Athletic coaches also work with the Bulldog Club to reach out to former players and current or former donors.

Fundraising by coaches was not always available for teams.

When Steve Farley, coach of the baseball team, arrived in the early ‘90s, the university did not allow coaches to fundraise.

When Farley first started out fundraising, he sent out letters in the fall and spring to all his former alumni to tell them how the team would benefit from a donation.

Upon sending out his initial letter, “lots of nice donations came in,” Farley said.

For the past few years, the players have been sending out letters to potential donors, usually people back in their hometowns.
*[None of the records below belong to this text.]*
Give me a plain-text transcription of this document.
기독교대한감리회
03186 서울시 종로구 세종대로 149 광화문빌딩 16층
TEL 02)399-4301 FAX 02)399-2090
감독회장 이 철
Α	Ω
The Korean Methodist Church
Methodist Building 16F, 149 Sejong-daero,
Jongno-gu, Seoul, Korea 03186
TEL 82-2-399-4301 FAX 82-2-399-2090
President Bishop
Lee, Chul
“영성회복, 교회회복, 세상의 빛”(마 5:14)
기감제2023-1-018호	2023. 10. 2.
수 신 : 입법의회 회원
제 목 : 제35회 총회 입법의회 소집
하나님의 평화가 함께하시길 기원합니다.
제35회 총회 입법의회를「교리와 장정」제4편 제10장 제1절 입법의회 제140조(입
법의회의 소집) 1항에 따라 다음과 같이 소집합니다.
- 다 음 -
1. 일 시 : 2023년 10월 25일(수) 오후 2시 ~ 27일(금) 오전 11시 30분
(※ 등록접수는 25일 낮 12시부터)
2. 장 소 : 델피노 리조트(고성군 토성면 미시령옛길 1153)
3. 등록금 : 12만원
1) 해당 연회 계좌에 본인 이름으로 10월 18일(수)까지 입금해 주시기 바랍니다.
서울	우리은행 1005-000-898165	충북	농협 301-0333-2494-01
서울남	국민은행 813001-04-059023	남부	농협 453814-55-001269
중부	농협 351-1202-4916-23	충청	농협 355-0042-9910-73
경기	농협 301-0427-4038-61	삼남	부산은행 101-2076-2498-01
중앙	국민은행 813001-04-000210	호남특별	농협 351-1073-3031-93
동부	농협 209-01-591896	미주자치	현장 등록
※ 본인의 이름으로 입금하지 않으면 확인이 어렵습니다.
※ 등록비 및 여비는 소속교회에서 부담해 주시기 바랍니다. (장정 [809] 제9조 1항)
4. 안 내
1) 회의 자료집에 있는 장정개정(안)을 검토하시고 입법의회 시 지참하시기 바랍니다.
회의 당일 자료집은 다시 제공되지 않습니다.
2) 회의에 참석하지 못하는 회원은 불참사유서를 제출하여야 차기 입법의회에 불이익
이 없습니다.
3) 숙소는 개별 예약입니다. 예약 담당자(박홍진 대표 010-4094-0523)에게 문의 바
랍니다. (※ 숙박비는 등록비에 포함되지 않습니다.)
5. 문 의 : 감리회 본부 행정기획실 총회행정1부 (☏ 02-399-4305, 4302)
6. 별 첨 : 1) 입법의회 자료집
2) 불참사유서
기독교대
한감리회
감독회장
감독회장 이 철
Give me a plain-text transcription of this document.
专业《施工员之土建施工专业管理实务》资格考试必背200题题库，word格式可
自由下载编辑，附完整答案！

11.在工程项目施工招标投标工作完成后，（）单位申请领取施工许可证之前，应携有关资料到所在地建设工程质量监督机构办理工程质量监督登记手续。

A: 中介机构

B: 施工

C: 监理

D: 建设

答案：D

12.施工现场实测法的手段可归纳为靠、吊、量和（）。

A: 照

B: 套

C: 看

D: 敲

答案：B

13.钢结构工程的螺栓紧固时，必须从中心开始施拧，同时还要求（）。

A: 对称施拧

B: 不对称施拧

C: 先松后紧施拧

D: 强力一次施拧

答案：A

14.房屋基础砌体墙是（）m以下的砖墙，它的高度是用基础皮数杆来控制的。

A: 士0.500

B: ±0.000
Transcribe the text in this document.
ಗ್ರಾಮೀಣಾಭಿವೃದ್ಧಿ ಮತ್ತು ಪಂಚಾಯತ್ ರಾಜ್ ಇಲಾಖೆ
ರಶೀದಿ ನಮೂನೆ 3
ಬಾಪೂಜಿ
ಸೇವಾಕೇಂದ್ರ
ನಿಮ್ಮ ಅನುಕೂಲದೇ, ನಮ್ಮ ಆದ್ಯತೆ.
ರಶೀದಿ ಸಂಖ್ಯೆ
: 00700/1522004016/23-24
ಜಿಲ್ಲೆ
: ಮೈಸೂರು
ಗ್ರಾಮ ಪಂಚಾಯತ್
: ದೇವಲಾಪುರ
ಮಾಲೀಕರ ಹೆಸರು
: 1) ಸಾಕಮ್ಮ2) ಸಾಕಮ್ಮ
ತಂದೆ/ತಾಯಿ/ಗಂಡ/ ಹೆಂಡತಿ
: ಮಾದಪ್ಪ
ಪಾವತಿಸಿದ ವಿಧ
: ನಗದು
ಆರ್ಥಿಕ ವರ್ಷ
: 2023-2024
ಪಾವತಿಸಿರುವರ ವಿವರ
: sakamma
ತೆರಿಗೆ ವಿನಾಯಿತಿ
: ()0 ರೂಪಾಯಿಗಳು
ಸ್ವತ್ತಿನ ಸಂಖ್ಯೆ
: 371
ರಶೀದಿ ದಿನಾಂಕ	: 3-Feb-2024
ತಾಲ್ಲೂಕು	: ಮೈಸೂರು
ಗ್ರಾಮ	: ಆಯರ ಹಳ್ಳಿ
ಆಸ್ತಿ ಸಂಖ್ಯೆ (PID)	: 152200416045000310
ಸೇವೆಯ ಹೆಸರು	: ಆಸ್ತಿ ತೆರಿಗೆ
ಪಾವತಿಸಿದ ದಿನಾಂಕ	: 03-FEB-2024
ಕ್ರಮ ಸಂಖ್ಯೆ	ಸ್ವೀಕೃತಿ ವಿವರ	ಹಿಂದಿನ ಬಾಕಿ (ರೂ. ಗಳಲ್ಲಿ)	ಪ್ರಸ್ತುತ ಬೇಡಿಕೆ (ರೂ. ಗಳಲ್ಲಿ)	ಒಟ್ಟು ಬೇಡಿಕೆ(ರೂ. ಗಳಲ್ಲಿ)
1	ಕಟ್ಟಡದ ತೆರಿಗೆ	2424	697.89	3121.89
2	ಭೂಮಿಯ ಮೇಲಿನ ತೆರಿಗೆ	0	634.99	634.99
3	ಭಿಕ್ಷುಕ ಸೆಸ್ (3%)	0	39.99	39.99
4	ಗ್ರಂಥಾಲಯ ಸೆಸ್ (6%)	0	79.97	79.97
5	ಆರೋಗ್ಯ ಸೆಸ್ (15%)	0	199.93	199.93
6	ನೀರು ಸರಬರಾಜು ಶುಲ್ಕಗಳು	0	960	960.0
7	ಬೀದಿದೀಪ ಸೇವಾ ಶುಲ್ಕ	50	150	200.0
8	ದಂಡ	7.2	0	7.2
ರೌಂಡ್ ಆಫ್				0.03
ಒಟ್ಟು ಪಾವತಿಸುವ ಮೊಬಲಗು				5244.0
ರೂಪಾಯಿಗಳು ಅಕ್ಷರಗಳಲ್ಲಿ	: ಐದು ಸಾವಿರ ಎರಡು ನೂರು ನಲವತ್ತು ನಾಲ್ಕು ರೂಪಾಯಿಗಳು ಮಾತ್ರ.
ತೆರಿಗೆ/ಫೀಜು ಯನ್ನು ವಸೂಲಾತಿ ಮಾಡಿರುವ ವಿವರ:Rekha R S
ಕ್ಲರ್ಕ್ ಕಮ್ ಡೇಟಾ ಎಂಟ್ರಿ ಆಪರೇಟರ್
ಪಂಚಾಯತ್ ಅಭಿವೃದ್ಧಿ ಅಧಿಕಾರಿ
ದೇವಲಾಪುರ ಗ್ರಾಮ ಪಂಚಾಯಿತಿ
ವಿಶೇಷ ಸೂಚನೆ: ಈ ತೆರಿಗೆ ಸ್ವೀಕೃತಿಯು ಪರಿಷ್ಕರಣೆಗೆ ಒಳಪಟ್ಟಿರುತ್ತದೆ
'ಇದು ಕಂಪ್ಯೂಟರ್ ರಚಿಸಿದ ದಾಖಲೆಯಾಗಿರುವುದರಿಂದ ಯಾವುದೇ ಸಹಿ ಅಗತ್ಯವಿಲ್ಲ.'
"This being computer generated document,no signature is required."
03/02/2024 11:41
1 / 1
Farley said this money goes toward the  team’s spring break trip to Arizona.

Last year, Bob Haddad, father of senior baseball catcher Radley Haddad, played a big part in the remodeling of Bulldog Park.

Haddad was able to put together a plan to help with the remodeling process, which included a new backstop, new patios and new dugouts. With his connections, he was able to save the team some money on bricks, concrete and other materials.

The volleyball team, similarly to baseball, has help from its alumni with raising money. Volleyball also does an online auction to generate funds, coach Sharon Clark said.

Fortunately, fundraising has not been impacted by the economy. Smith said total Bulldog Club and team athletic funds have had a 98 percent increase over the past five years.

Additionally, the Bulldog Club in each of the past two years has amassed more than 2,700 donors, a feat that has never been accomplished before. In prior years, the Bulldog Club did not even reach 2,000 members.

Over the past five years, total Bulldog Club membership has increased by 63 percent.

“Now, we’re probably as good as we’ve ever been,” Farley said. “If you talk to our seniors, they would say (the field) is as nice as it’s ever been down there.”

While fundraising and Bulldog Club memberships are at an all-time high, Smith believes that the switch to the Atlantic 10 Conference will help fundraising even more at Butler.

“It’s hard to get a defined reason why someone gives,” Smith said. “But the A-10 is obviously going to generate excitement, which can only benefit fundraising.”